When I mix my green stuff I tear off a piece of each and roll them into small balls. If they are roughly the same size I will mash them together, and then work the clay until it is an even shade of green. At room temperature you will have about 2 hours of working time if you mixed at 1:1 ratio, so I have learned to mix small batches and work on small specific areas versus large areas.

The Tools
It may come as no surprise that your fingers are inadequate tools for shaping and working with green stuff. The real secret is that sculpting is tool marks made on a surface, which resemble objects found in the world. Therefore, the furry coat of a wolf is actually tool marks that when applied in a particular way look like a wolf’s pelt.

The sculpting tool that GW sells is a great tool to start out with. I used mine for years before I figured out that I needed some other tools. There are three other tools that will make your job easier, and they are easy to find once you are aware of what you need.

The easiest of the three to come by is the “point.” My first point was a large gauge sewing needle mounted in the handle of my pin vise. I discovered that this had some disadvantages-- piercing my skin was the big one for me. I then began hunting for a better point and came across a $5 set of dental picks in tooth brush aisle of my super market. These have served me well.

The second tool is a clay shaper. A clay shaper has a rubber or silicone point, which come in a variety of shapes, and are useful for blending green stuff. What I mean by blending is causing the seams between your green stuff and the surfaces of your model to disappear. They will also help smooth away wrinkles and fingerprints in your clay. The different tip shapes will facilitate different blends, and tool marks in your clay.

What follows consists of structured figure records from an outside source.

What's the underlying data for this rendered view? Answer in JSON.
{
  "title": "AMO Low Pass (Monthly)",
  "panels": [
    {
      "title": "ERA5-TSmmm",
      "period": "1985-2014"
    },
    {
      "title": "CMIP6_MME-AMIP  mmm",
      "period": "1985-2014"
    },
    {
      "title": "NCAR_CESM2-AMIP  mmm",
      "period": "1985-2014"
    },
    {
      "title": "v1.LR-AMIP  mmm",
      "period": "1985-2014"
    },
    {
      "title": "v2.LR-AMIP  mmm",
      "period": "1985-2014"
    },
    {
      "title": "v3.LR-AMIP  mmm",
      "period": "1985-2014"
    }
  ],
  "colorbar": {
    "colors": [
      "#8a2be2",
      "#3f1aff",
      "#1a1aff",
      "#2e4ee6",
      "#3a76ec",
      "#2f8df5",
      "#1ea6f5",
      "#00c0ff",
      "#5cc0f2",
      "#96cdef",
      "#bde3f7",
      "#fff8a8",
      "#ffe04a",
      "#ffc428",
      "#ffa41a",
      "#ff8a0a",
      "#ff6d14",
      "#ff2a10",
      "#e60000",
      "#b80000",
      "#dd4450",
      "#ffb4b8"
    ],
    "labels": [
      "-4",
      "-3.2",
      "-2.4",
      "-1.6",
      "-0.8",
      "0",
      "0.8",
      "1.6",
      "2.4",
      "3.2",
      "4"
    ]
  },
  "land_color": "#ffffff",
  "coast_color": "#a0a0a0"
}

The third and final tool is a roller. I use a 4” length polyethylene rod as a roller. I got mine through a local plastics company. A roller is how you will get your clay into sheets that have an even thickness, so you can create cloth, armor, and anything else.

Lubrication
It is commonly known that green stuff will stick to your tools. The stickiness is something that you want because you want your work to stick to your model, but not to your tools. The most common lubricant that we hear about when it comes to green stuff is water, or saliva. It works ok, but it has a short work life that will cause you to re-lube your tools more often then you might want.

In my search for better lubrication I first turned to oil based lubricants, i.e. baby oil, Vaseline, and mentholated rub. These worked great, and I could work with them long after the clay hardened. Removing the substance afterwards became the real drawback. Isopropyl alcohol worked well in the removal of these lubricants, but I would never get it all off.

This caused me to search for a water based lubricant because before I prime a figure, I wash my figure in warm soapy water, and anything water based will always clean up with soap and water. Then one day I had an epiphany. I went to the drug store and picked up some water based lubricant, aka KY Personal Lubricant. This is now my favorite way to help my tools not stick to the green stuff. It has the thinness of water with the long working life of Vaseline. (I am sure come comment time there will be plenty of jokes about this, but seriously it works well.)

Remember that your clay mixture, tools, and properly lubricating your tools will help you find success when working with Green Stuff.

Hey Readers! Tell us about your mix ratios and tools that have helped you be successful with green stuff, as well your tips and tricks for those just starting off into thw world of scuptling.